Un fossé grandissant
Longtemps, j’ai été persuadé qu’il ne s’agissait que d’une question de temps. Que la culture numérique imprégnerait de plus en plus chaque individu et que les plus réfractaires finiraient par disparaître, au fil des générations et du renouvellement naturel.
Malgré la popularisation des outils tels que le smartphone ou Twitter, cette fracture ne s’est pas résorbée. Au contraire, elle n’a fait que s’empirer. L’ancienne génération n’a pas adopté la culture numérique. Elle s’est contentée de manipuler aveuglement les outils sans les comprendre, en une parodie désespérée du culte du cargo. Résultats : des musiciens qui insultent leurs propres fans, des journaux dont le site web, envahi de publicités, semble être une copie conforme de la version papier, des jeunes politiciens qui utilisent Facebook ou Twitter comme une machine à publier des communiqués de presse sans jamais tenter de communiquer avec leur électorat.
Il y a 40 ans, deux journalistes révélaient au monde que le président de la nation la plus puissante utilisait les services secrets pour mettre sur écoute ses adversaires politiques. Ce travail d’investigation leur vaudra le prix Pulitzer et mènera à la démission du président.
Aujourd’hui, des acteurs imprégnés de culture numérique révèlent au monde que le président à mis le monde entier sur écoute ! Qu’il envoie des hommes massacrer cyniquement des civils. Ces révélations leur vaudront 35 ans de prison pour l’un et une traque à travers le monde entier pour l’autre. Le président en question est, quant à lui, titulaire d’un prix Nobel de la paix.
La mort du journalisme
Contrairement au Watergate, il n’est plus possible de compter sur la presse. Une grand partie des journalistes ont tout simplement cessé tout travail de fond ou d’analyse. Les journaux sont devenus des organes de divertissement ou de propagande. Un esprit un peu critique est capable de démonter la majorité des articles en quelques minutes de recherches sur le web.
Et lorsque certains journalistes commencent à creuser, ils voient leur famille se faire arrêter et détenir sans raison, ils reçoivent des menaces politiques et sont forcés de détruire leur matériel. Le site Groklaw, qui fut un site déterminant dans la publication d’actualités liées à des grands procès industriels, vient de fermer car sa créatrice a pris peur.
La classe dirigeante a décidé que le journalisme devait se contenter de deux choses : faire craindre le terrorisme, afin de justifier le contrôle total, et agiter le spectre de la perte d’emplois, afin de donner une impression d’inéluctabilité face aux choix personnels.
Bien sûr, tout cela n’a pas été mis en place consciemment. La plupart des acteurs sont intiment persuadés d’œuvrer pour le bien collectif, de savoir ce qui est bon pour l’humanité.
On vous fera croire que l’espionnage des mails ou l’affaire Wikileaks sont des détails, que les questions importantes sont l’économie, l’emploi ou les résultats sportifs. Mais ces questions dépendent directement de l’issue du combat qui est en train de se jouer. Les grandes crises financières et les guerres actuelles ont été créées de toutes pièces par la classe actuellement au pouvoir. La génération numérique, porteuse de propositions nouvelles, est bâillonnée, étouffée, moquée ou persécutée.
L’état de panique
En 1974, pour la classe dirigeante il est plus facile de sacrifier Nixon et de faire tomber quelques têtes avec lui.
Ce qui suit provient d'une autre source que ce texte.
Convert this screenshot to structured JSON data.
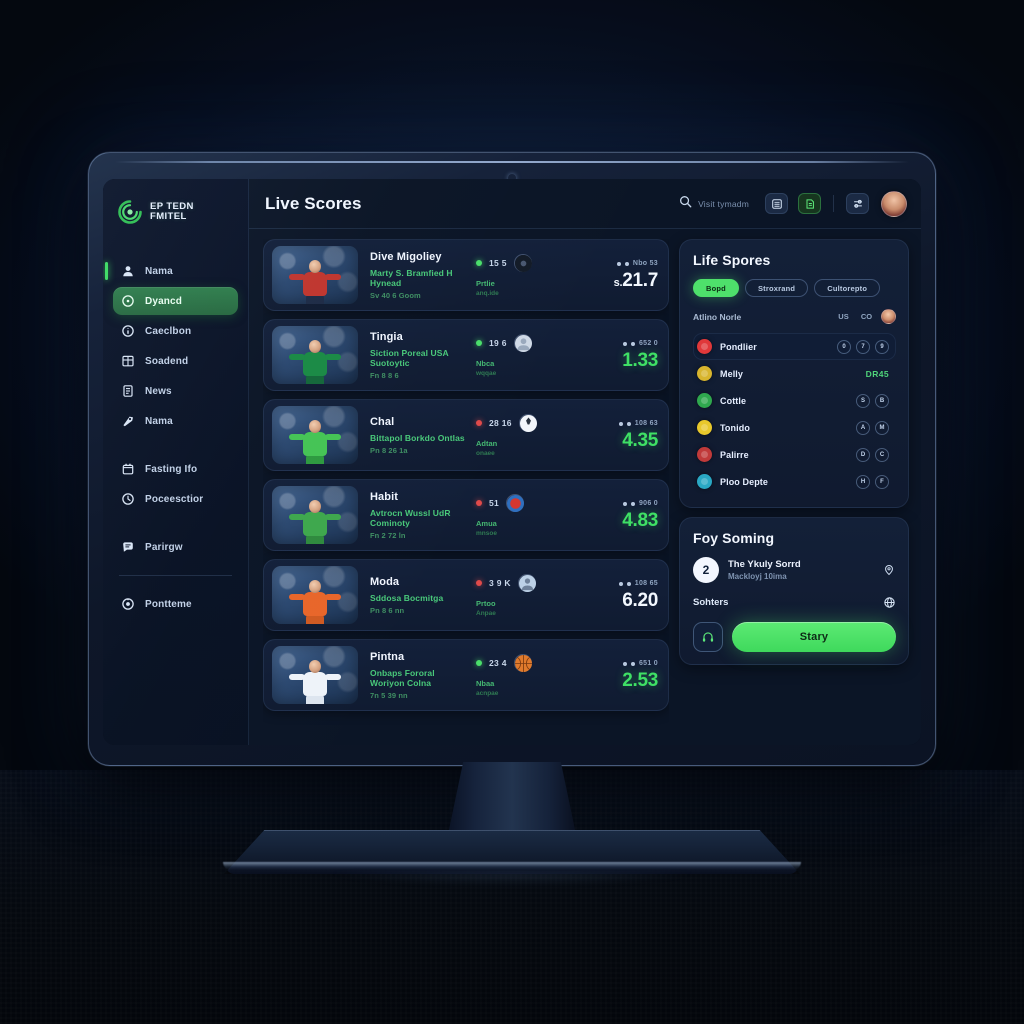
{
  "brand": {
    "line1": "EP TEDN",
    "line2": "FMITEL",
    "logo_icon": "spiral-logo-icon",
    "accent": "#3ddb62"
  },
  "sidebar": {
    "items": [
      {
        "label": "Nama",
        "icon": "user-icon",
        "state": "accent"
      },
      {
        "label": "Dyancd",
        "icon": "target-icon",
        "state": "active"
      },
      {
        "label": "Caeclbon",
        "icon": "info-icon",
        "state": "normal"
      },
      {
        "label": "Soadend",
        "icon": "grid-icon",
        "state": "normal"
      },
      {
        "label": "News",
        "icon": "document-icon",
        "state": "normal"
      },
      {
        "label": "Nama",
        "icon": "rocket-icon",
        "state": "normal"
      },
      {
        "label": "Fasting Ifo",
        "icon": "calendar-icon",
        "state": "normal"
      },
      {
        "label": "Poceesctior",
        "icon": "clock-icon",
        "state": "normal"
      },
      {
        "label": "Parirgw",
        "icon": "chat-icon",
        "state": "normal"
      },
      {
        "label": "Pontteme",
        "icon": "settings-icon",
        "state": "normal"
      }
    ]
  },
  "topbar": {
    "title": "Live Scores",
    "search": {
      "icon": "search-icon",
      "placeholder": "Visit tymadm"
    },
    "buttons": [
      {
        "icon": "list-icon",
        "variant": "plain"
      },
      {
        "icon": "export-icon",
        "variant": "green"
      },
      {
        "icon": "filter-icon",
        "variant": "plain"
      }
    ],
    "avatar": "user-avatar"
  },
  "matches": [
    {
      "title": "Dive Migoliey",
      "subtitle": "Marty S. Bramfied H Hynead",
      "meta": "Sv 40 6 Goom",
      "count": "15 5",
      "count_dot": "live",
      "mid_label": "Prtlie",
      "mid_sub": "anq.ide",
      "right_tiny": "Nbo 53",
      "odds": "21.7",
      "odds_prefix": "s.",
      "odds_color": "white",
      "badge": "dark-badge",
      "kit": "#c0362e",
      "legs": "#1e2b46",
      "shorts": "#d04436"
    },
    {
      "title": "Tingia",
      "subtitle": "Siction Poreal USA Suotoytic",
      "meta": "Fn 8 8 6",
      "count": "19 6",
      "count_dot": "live",
      "mid_label": "Nbca",
      "mid_sub": "wqqae",
      "right_tiny": "652 0",
      "odds": "1.33",
      "odds_prefix": "",
      "odds_color": "green",
      "badge": "photo-badge",
      "kit": "#1a8a45",
      "legs": "#14673a",
      "shorts": "#1a8a45"
    },
    {
      "title": "Chal",
      "subtitle": "Bittapol Borkdo Ontlas",
      "meta": "Pn 8 26 1a",
      "count": "28 16",
      "count_dot": "red",
      "mid_label": "Adtan",
      "mid_sub": "onaee",
      "right_tiny": "108 63",
      "odds": "4.35",
      "odds_prefix": "",
      "odds_color": "green",
      "badge": "ball-badge",
      "kit": "#45c455",
      "legs": "#2e9a3f",
      "shorts": "#45c455"
    },
    {
      "title": "Habit",
      "subtitle": "Avtrocn Wussl UdR Cominoty",
      "meta": "Fn 2 72 ln",
      "count": "51",
      "count_dot": "red",
      "mid_label": "Amua",
      "mid_sub": "mnsoe",
      "right_tiny": "906 0",
      "odds": "4.83",
      "odds_prefix": "",
      "odds_color": "green",
      "badge": "cricket-badge",
      "kit": "#3ea84d",
      "legs": "#2f8a3e",
      "shorts": "#3ea84d"
    },
    {
      "title": "Moda",
      "subtitle": "Sddosa Bocmitga",
      "meta": "Pn 8 6 nn",
      "count": "3 9 K",
      "count_dot": "red",
      "mid_label": "Prtoo",
      "mid_sub": "Anpae",
      "right_tiny": "108 65",
      "odds": "6.20",
      "odds_prefix": "",
      "odds_color": "white",
      "badge": "player-badge",
      "kit": "#e8662a",
      "legs": "#cf5a22",
      "shorts": "#e8662a"
    },
    {
      "title": "Pintna",
      "subtitle": "Onbaps Fororal Woriyon Colna",
      "meta": "7n 5 39 nn",
      "count": "23 4",
      "count_dot": "live",
      "mid_label": "Nbaa",
      "mid_sub": "acnpae",
      "right_tiny": "651 0",
      "odds": "2.53",
      "odds_prefix": "",
      "odds_color": "green",
      "badge": "basketball-badge",
      "kit": "#eef3f9",
      "legs": "#dde5ef",
      "shorts": "#eef3f9"
    }
  ],
  "rail": {
    "leaderboard": {
      "title": "Life Spores",
      "chips": [
        {
          "label": "Bopd",
          "active": true
        },
        {
          "label": "Stroxrand",
          "active": false
        },
        {
          "label": "Cultorepto",
          "active": false
        }
      ],
      "head": {
        "label": "Atlino Norle",
        "val1": "US",
        "val2": "CO",
        "avatar": "user-avatar"
      },
      "rows": [
        {
          "name": "Pondlier",
          "color": "#e0383a",
          "type": "actions",
          "actions": [
            "0",
            "7",
            "9"
          ],
          "highlight": true
        },
        {
          "name": "Melly",
          "color": "#d8b52e",
          "type": "score",
          "score": "DR45",
          "highlight": false
        },
        {
          "name": "Cottle",
          "color": "#2fa84e",
          "type": "actions",
          "actions": [
            "S",
            "B"
          ],
          "highlight": false
        },
        {
          "name": "Tonido",
          "color": "#e8c82c",
          "type": "actions",
          "actions": [
            "A",
            "M"
          ],
          "highlight": false
        },
        {
          "name": "Palirre",
          "color": "#c03a3a",
          "type": "actions",
          "actions": [
            "D",
            "C"
          ],
          "highlight": false
        },
        {
          "name": "Ploo Depte",
          "color": "#2aa8c4",
          "type": "actions",
          "actions": [
            "H",
            "F"
          ],
          "highlight": false
        }
      ]
    },
    "session": {
      "title": "Foy Soming",
      "number": "2",
      "item_title": "The Ykuly Sorrd",
      "item_sub": "Mackloyj 10ima",
      "item_icon": "location-pin-icon",
      "option_label": "Sohters",
      "option_icon": "globe-icon",
      "cta_icon": "headset-icon",
      "cta_label": "Stary"
    }
  },
  "colors": {
    "accent_green": "#4ee06b",
    "panel_bg": "#132038",
    "screen_bg": "#0b1526",
    "sidebar_bg": "#0a1328"
  }
}
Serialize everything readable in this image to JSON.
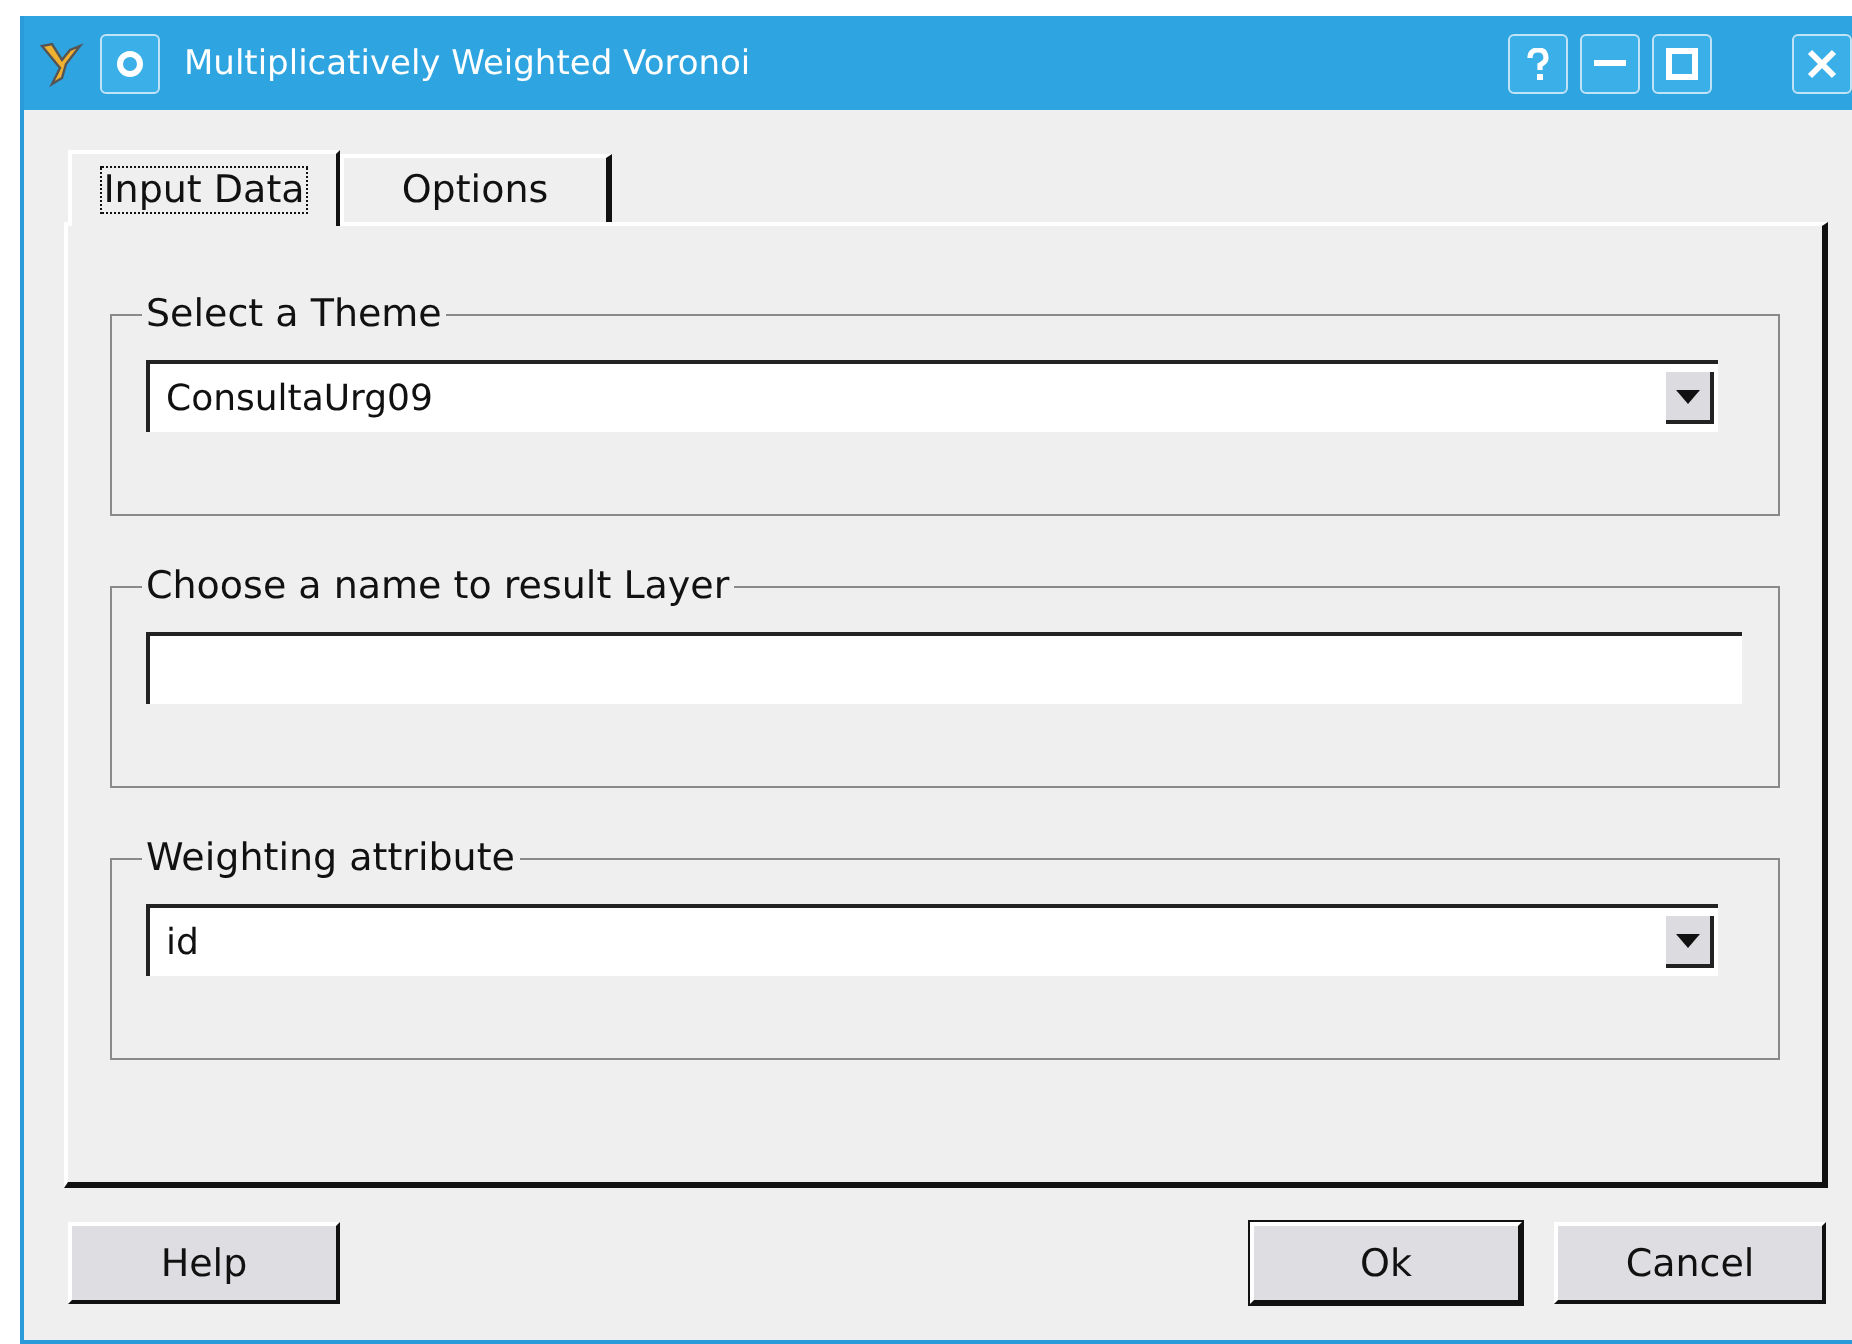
{
  "window": {
    "title": "Multiplicatively Weighted Voronoi"
  },
  "tabs": [
    {
      "label": "Input Data",
      "selected": true
    },
    {
      "label": "Options",
      "selected": false
    }
  ],
  "groups": [
    {
      "title": "Select a Theme",
      "kind": "combo",
      "value": "ConsultaUrg09"
    },
    {
      "title": "Choose a name to result Layer",
      "kind": "text"
    },
    {
      "title": "Weighting attribute",
      "kind": "combo",
      "value": "id"
    }
  ],
  "left_buttons": [
    {
      "label": "Help",
      "default": false
    }
  ],
  "right_buttons": [
    {
      "label": "Ok",
      "default": true
    },
    {
      "label": "Cancel",
      "default": false
    }
  ]
}
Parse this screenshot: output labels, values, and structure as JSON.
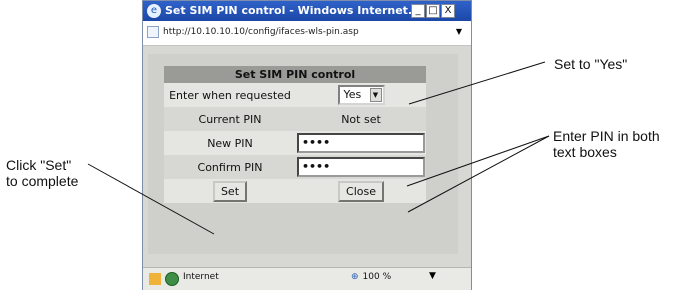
{
  "window": {
    "title": "Set SIM PIN control - Windows Internet...",
    "controls": {
      "minimize": "_",
      "maximize": "□",
      "close": "X"
    }
  },
  "address_bar": {
    "url": "http://10.10.10.10/config/ifaces-wls-pin.asp",
    "dropdown": "▼"
  },
  "form": {
    "title": "Set SIM PIN control",
    "rows": {
      "enter_when_requested": {
        "label": "Enter when requested",
        "value": "Yes"
      },
      "current_pin": {
        "label": "Current PIN",
        "value": "Not set"
      },
      "new_pin": {
        "label": "New PIN",
        "value": "••••"
      },
      "confirm_pin": {
        "label": "Confirm PIN",
        "value": "••••"
      }
    },
    "buttons": {
      "set": "Set",
      "close": "Close"
    }
  },
  "status_bar": {
    "zone": "Internet",
    "zoom": "100 %",
    "zoom_dropdown": "▼"
  },
  "annotations": {
    "set_to_yes": "Set to \"Yes\"",
    "enter_pin": [
      "Enter PIN in both",
      "text boxes"
    ],
    "click_set": [
      "Click \"Set\"",
      "to complete"
    ]
  }
}
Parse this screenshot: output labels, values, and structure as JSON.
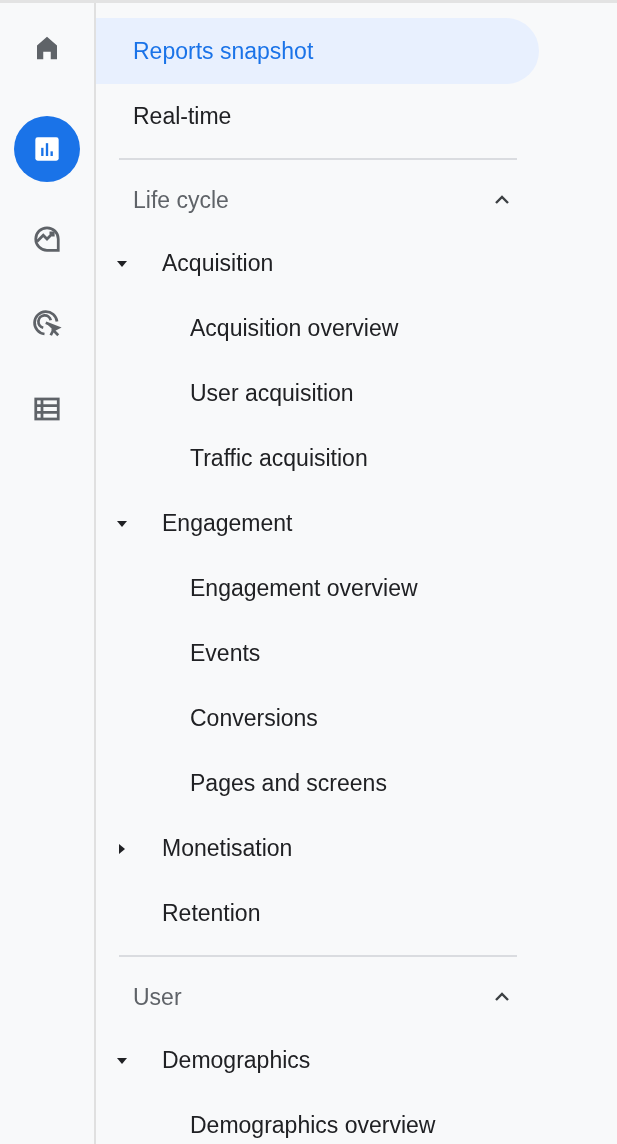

Le parallèle avec la situation actuelle est troublant. La classe dirigeante a peur, elle est dans un état de panique et n’agit plus de manière rationnelle. Elle cherche à faire des exemples à tout prix, à colmater les fuites en espérant qu’il ne s’agit que de quelques cas isolés.
Ils n’hésitent plus à utiliser les lois anti-terroristes de manière inique, contre les journalistes eux-mêmes. Ceux qui prédisaient de telles choses il y a un an étaient traités de paranoïaques. Mais les plus pessimistes ne les avaient probablement pas imaginées aussi rapidement, aussi directement.
La destruction des disques durs du Guardian est certainement l’événement le plus emblématique. Son inutilité, son absurdité totale ne peuvent masquer la violence politique d’un gouvernement qui impose sa volonté par la menace à un organe de presse reconnu et réputé.
Cet épisode illustre la totale incompréhension du monde moderne dont fait preuve la classe dirigeante. Un monde qu’elle pense diriger mais qui échappe à son contrôle. Se drapant dans la ridicule autorité de son ignorance, elle déclare ouvertement la guerre aux citoyens du monde entier.
Une guerre qu’elle ne peut pas gagner, qui est déjà perdue. Mais qu’elle va tenter de faire durer en entraînant dans leur chute de nombreuses victimes qui seront injustement emprisonnées pendant des années, torturées, arrêtées, harcelées, détruites moralement, poussées au suicide, traquées à travers le monde.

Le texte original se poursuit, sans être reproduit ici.